Owensboro native celebrates 13 months sober, hopes his recovery story can help others

November 25, 2021 | 12:09 am

Updated November 25, 2021 | 12:11 am

Roy Henry | Photo provided

Owensboro native Roy Henry said he was his own worst enemy as he recounted his time battling his addiction to methamphetamine. Now, he is proudly 13 months sober. Getting to this place was a hard road for him. He noted he underwent three near-death experiences before seeking professional help and he eventually stopped using.

While he was the owner of Boogalou BBQ out on Carter Road, Henry said he found himself getting mixed in with people that introduced him to the world of drugs in 2017.

“I was making a lot of money. I’ve never made that kind of money and I didn’t know how to handle it. In that drug world when you make a lot of money, the wrong people will seek you out,” Henry said.

Nonetheless, he takes the responsibility for his own actions. Those actions led him down a “rabbit hole of my own mind.”

During different periods he thought he would able to stop using via his own choice but he always said one thought would creep into his head:

“One more time, nobody’s gonna know about this. It’s not gonna hurt anybody because I’m not hurting anybody,” he said. “I’m doing it to myself.”

It wasn’t until his third near-death experience he realized he needed help.

Henry said he was working in Nashville, Tennessee, when the experience happened. While there he was paranoid that someone — police or others — were going to catch him with the drugs. 

At one point he had gotten so nervous that he ingested one gram instantly in a tactic to hide the paraphernalia. Almost instantly he said he was hit with an adrenaline rush and thought that was his last moment.

“I thought, ‘Here I am. I’m going to die on the bathroom floor at a campground. I’m never seeing my kids again and this is how my story is going to end,'” he said.

One of the people at the campgrounds called the ambulance and Henry was given an opiate to bring his levels down.

When he went under, he didn’t come back for about a day and a half.

In the hospital in Nashville, he learned it had been laced with molly and bath salts.

“But two good things came out of that: I finally realized that my life was unmanageable and that my life was out of control and there’s no way I could face this monumental task without professional help,” Henry said.

From there he went into Redeemed and Restored, a faith-based drug and alcohol addiction center in Hopkinsville.

The second thing that came out of it was his realization of the importance of his relationship with God, not only to achieve sobriety but for himself in general.

Since going through the program, Henry is able to find solace in knowing that God is with him, moving him forward and overcoming obstacles. For these reasons, he encourages anyone with drug addiction to go to a Christian-based rehab.

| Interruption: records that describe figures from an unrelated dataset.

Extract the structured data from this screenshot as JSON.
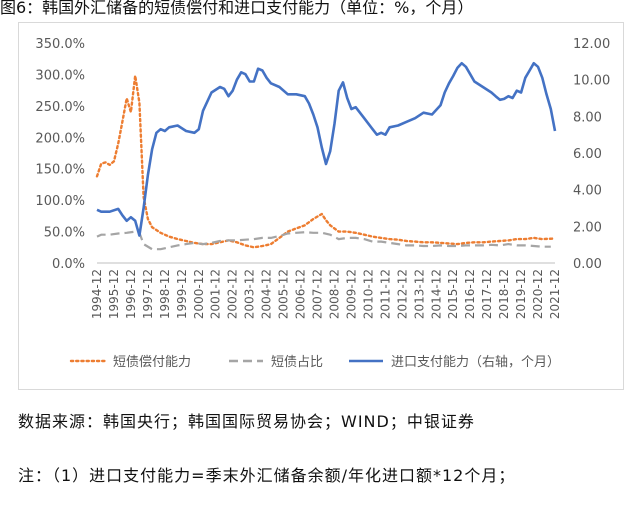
{
  "caption": "图6：韩国外汇储备的短债偿付和进口支付能力（单位：%，个月）",
  "notes": {
    "source": "数据来源：韩国央行；韩国国际贸易协会；WIND；中银证券",
    "note1": "注：（1）进口支付能力=季末外汇储备余额/年化进口额*12个月；"
  },
  "chart_data": {
    "type": "line",
    "title": "",
    "x_labels": [
      "1994-12",
      "1995-12",
      "1996-12",
      "1997-12",
      "1998-12",
      "1999-12",
      "2000-12",
      "2001-12",
      "2002-12",
      "2003-12",
      "2004-12",
      "2005-12",
      "2006-12",
      "2007-12",
      "2008-12",
      "2009-12",
      "2010-12",
      "2011-12",
      "2012-12",
      "2013-12",
      "2014-12",
      "2015-12",
      "2016-12",
      "2017-12",
      "2018-12",
      "2019-12",
      "2020-12",
      "2021-12"
    ],
    "x_start": 1994.75,
    "x_end": 2021.75,
    "y_left": {
      "min": 0,
      "max": 350,
      "ticks": [
        "0.0%",
        "50.0%",
        "100.0%",
        "150.0%",
        "200.0%",
        "250.0%",
        "300.0%",
        "350.0%"
      ]
    },
    "y_right": {
      "min": 0,
      "max": 12,
      "ticks": [
        "0.00",
        "2.00",
        "4.00",
        "6.00",
        "8.00",
        "10.00",
        "12.00"
      ],
      "label": "右轴，个月"
    },
    "legend_position": "bottom",
    "series": [
      {
        "name": "短债偿付能力",
        "axis": "left",
        "style": "dotted",
        "color": "#ED7D31",
        "points": [
          [
            1994.75,
            138
          ],
          [
            1995.0,
            158
          ],
          [
            1995.25,
            160
          ],
          [
            1995.5,
            156
          ],
          [
            1995.75,
            162
          ],
          [
            1996.0,
            190
          ],
          [
            1996.25,
            225
          ],
          [
            1996.5,
            262
          ],
          [
            1996.75,
            240
          ],
          [
            1997.0,
            298
          ],
          [
            1997.25,
            255
          ],
          [
            1997.5,
            105
          ],
          [
            1997.75,
            70
          ],
          [
            1998.0,
            57
          ],
          [
            1998.5,
            48
          ],
          [
            1999.0,
            42
          ],
          [
            1999.5,
            38
          ],
          [
            2000.0,
            35
          ],
          [
            2000.5,
            32
          ],
          [
            2001.0,
            30
          ],
          [
            2001.5,
            30
          ],
          [
            2002.0,
            33
          ],
          [
            2002.5,
            36
          ],
          [
            2003.0,
            33
          ],
          [
            2003.5,
            28
          ],
          [
            2004.0,
            25
          ],
          [
            2004.5,
            27
          ],
          [
            2005.0,
            30
          ],
          [
            2005.5,
            40
          ],
          [
            2006.0,
            50
          ],
          [
            2006.5,
            55
          ],
          [
            2007.0,
            60
          ],
          [
            2007.5,
            70
          ],
          [
            2008.0,
            78
          ],
          [
            2008.25,
            68
          ],
          [
            2008.5,
            60
          ],
          [
            2009.0,
            50
          ],
          [
            2009.5,
            50
          ],
          [
            2010.0,
            48
          ],
          [
            2010.5,
            45
          ],
          [
            2011.0,
            42
          ],
          [
            2011.5,
            40
          ],
          [
            2012.0,
            38
          ],
          [
            2012.5,
            37
          ],
          [
            2013.0,
            35
          ],
          [
            2013.5,
            34
          ],
          [
            2014.0,
            33
          ],
          [
            2014.5,
            33
          ],
          [
            2015.0,
            32
          ],
          [
            2015.5,
            31
          ],
          [
            2016.0,
            30
          ],
          [
            2016.5,
            32
          ],
          [
            2017.0,
            33
          ],
          [
            2017.5,
            33
          ],
          [
            2018.0,
            34
          ],
          [
            2018.5,
            35
          ],
          [
            2019.0,
            36
          ],
          [
            2019.5,
            38
          ],
          [
            2020.0,
            38
          ],
          [
            2020.5,
            40
          ],
          [
            2021.0,
            38
          ],
          [
            2021.75,
            39
          ]
        ]
      },
      {
        "name": "短债占比",
        "axis": "left",
        "style": "dashed",
        "color": "#A5A5A5",
        "points": [
          [
            1994.75,
            42
          ],
          [
            1995.0,
            45
          ],
          [
            1995.5,
            45
          ],
          [
            1996.0,
            47
          ],
          [
            1996.5,
            48
          ],
          [
            1997.0,
            50
          ],
          [
            1997.25,
            48
          ],
          [
            1997.5,
            30
          ],
          [
            1998.0,
            22
          ],
          [
            1998.5,
            22
          ],
          [
            1999.0,
            25
          ],
          [
            1999.5,
            28
          ],
          [
            2000.0,
            30
          ],
          [
            2000.5,
            32
          ],
          [
            2001.0,
            30
          ],
          [
            2001.5,
            32
          ],
          [
            2002.0,
            35
          ],
          [
            2002.5,
            36
          ],
          [
            2003.0,
            36
          ],
          [
            2003.5,
            37
          ],
          [
            2004.0,
            38
          ],
          [
            2004.5,
            40
          ],
          [
            2005.0,
            40
          ],
          [
            2005.5,
            43
          ],
          [
            2006.0,
            47
          ],
          [
            2006.5,
            48
          ],
          [
            2007.0,
            49
          ],
          [
            2007.5,
            48
          ],
          [
            2008.0,
            48
          ],
          [
            2008.5,
            45
          ],
          [
            2009.0,
            38
          ],
          [
            2009.5,
            40
          ],
          [
            2010.0,
            40
          ],
          [
            2010.5,
            38
          ],
          [
            2011.0,
            34
          ],
          [
            2011.5,
            34
          ],
          [
            2012.0,
            32
          ],
          [
            2012.5,
            30
          ],
          [
            2013.0,
            28
          ],
          [
            2013.5,
            28
          ],
          [
            2014.0,
            27
          ],
          [
            2014.5,
            27
          ],
          [
            2015.0,
            28
          ],
          [
            2015.5,
            27
          ],
          [
            2016.0,
            27
          ],
          [
            2016.5,
            28
          ],
          [
            2017.0,
            28
          ],
          [
            2017.5,
            28
          ],
          [
            2018.0,
            29
          ],
          [
            2018.5,
            28
          ],
          [
            2019.0,
            30
          ],
          [
            2019.5,
            28
          ],
          [
            2020.0,
            28
          ],
          [
            2020.5,
            27
          ],
          [
            2021.0,
            26
          ],
          [
            2021.5,
            26
          ]
        ]
      },
      {
        "name": "进口支付能力（右轴，个月）",
        "axis": "right",
        "style": "solid",
        "color": "#4472C4",
        "points": [
          [
            1994.75,
            2.9
          ],
          [
            1995.0,
            2.8
          ],
          [
            1995.5,
            2.8
          ],
          [
            1996.0,
            2.95
          ],
          [
            1996.25,
            2.6
          ],
          [
            1996.5,
            2.3
          ],
          [
            1996.75,
            2.5
          ],
          [
            1997.0,
            2.3
          ],
          [
            1997.25,
            1.5
          ],
          [
            1997.5,
            3.0
          ],
          [
            1997.75,
            4.8
          ],
          [
            1998.0,
            6.2
          ],
          [
            1998.25,
            7.1
          ],
          [
            1998.5,
            7.3
          ],
          [
            1998.75,
            7.2
          ],
          [
            1999.0,
            7.4
          ],
          [
            1999.5,
            7.5
          ],
          [
            2000.0,
            7.2
          ],
          [
            2000.5,
            7.1
          ],
          [
            2000.75,
            7.3
          ],
          [
            2001.0,
            8.3
          ],
          [
            2001.5,
            9.3
          ],
          [
            2002.0,
            9.6
          ],
          [
            2002.25,
            9.5
          ],
          [
            2002.5,
            9.1
          ],
          [
            2002.75,
            9.4
          ],
          [
            2003.0,
            10.0
          ],
          [
            2003.25,
            10.4
          ],
          [
            2003.5,
            10.3
          ],
          [
            2003.75,
            9.9
          ],
          [
            2004.0,
            9.9
          ],
          [
            2004.25,
            10.6
          ],
          [
            2004.5,
            10.5
          ],
          [
            2004.75,
            10.1
          ],
          [
            2005.0,
            9.8
          ],
          [
            2005.5,
            9.6
          ],
          [
            2006.0,
            9.2
          ],
          [
            2006.5,
            9.2
          ],
          [
            2007.0,
            9.1
          ],
          [
            2007.25,
            8.7
          ],
          [
            2007.5,
            8.1
          ],
          [
            2007.75,
            7.4
          ],
          [
            2008.0,
            6.3
          ],
          [
            2008.25,
            5.4
          ],
          [
            2008.5,
            6.1
          ],
          [
            2008.75,
            7.6
          ],
          [
            2009.0,
            9.4
          ],
          [
            2009.25,
            9.85
          ],
          [
            2009.5,
            9.0
          ],
          [
            2009.75,
            8.4
          ],
          [
            2010.0,
            8.5
          ],
          [
            2010.5,
            7.9
          ],
          [
            2011.0,
            7.3
          ],
          [
            2011.25,
            7.0
          ],
          [
            2011.5,
            7.1
          ],
          [
            2011.75,
            7.0
          ],
          [
            2012.0,
            7.4
          ],
          [
            2012.5,
            7.5
          ],
          [
            2013.0,
            7.7
          ],
          [
            2013.5,
            7.9
          ],
          [
            2014.0,
            8.2
          ],
          [
            2014.5,
            8.1
          ],
          [
            2015.0,
            8.6
          ],
          [
            2015.25,
            9.3
          ],
          [
            2015.5,
            9.8
          ],
          [
            2015.75,
            10.2
          ],
          [
            2016.0,
            10.65
          ],
          [
            2016.25,
            10.9
          ],
          [
            2016.5,
            10.7
          ],
          [
            2016.75,
            10.3
          ],
          [
            2017.0,
            9.9
          ],
          [
            2017.5,
            9.6
          ],
          [
            2018.0,
            9.3
          ],
          [
            2018.25,
            9.1
          ],
          [
            2018.5,
            8.9
          ],
          [
            2018.75,
            8.95
          ],
          [
            2019.0,
            9.1
          ],
          [
            2019.25,
            9.0
          ],
          [
            2019.5,
            9.4
          ],
          [
            2019.75,
            9.3
          ],
          [
            2020.0,
            10.1
          ],
          [
            2020.25,
            10.5
          ],
          [
            2020.5,
            10.9
          ],
          [
            2020.75,
            10.7
          ],
          [
            2021.0,
            10.1
          ],
          [
            2021.25,
            9.2
          ],
          [
            2021.5,
            8.4
          ],
          [
            2021.75,
            7.2
          ]
        ]
      }
    ]
  }
}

Henry never believed he would’ve gotten in such a situation when he was in Owensboro growing up. An alum of Owensboro Catholic High School and a member of the church, he put religion into a box and now he feels that box is gone — along with the old Henry.

“I made the choices to be that person that I no longer want to be, and so it was almost like that person died that day, and then a new person was born,” Henry said.

Even beyond his faith in God, he feels it’s impacted how he parents. When he was still using meth, he found himself thinking he was a good father to his children.

He tried to do good for his kids, but he came to realize he was another one of his worst enemies: a hypocrite.

“It’s made just obviously a huge difference in who I am in our relationships,” Henry said.

Now after moving away from Owensboro, he is residing in Naples, Florida, and enjoying his time with his daughter before she enrolls at the University of Kentucky next fall. Henry is proud to share his story because he is able to see the lives it touches along the way.

“I probably had 50 people that I knew … from different aspects of my life that had reached out and shared their stories. Some I didn’t even know about, but there was so many [in Owensboro] that instant messaged me or called me or just you know really stepped up for me,” Henry said. “You start getting all those messages and all those people’s support, it was just awesome. Made a big difference.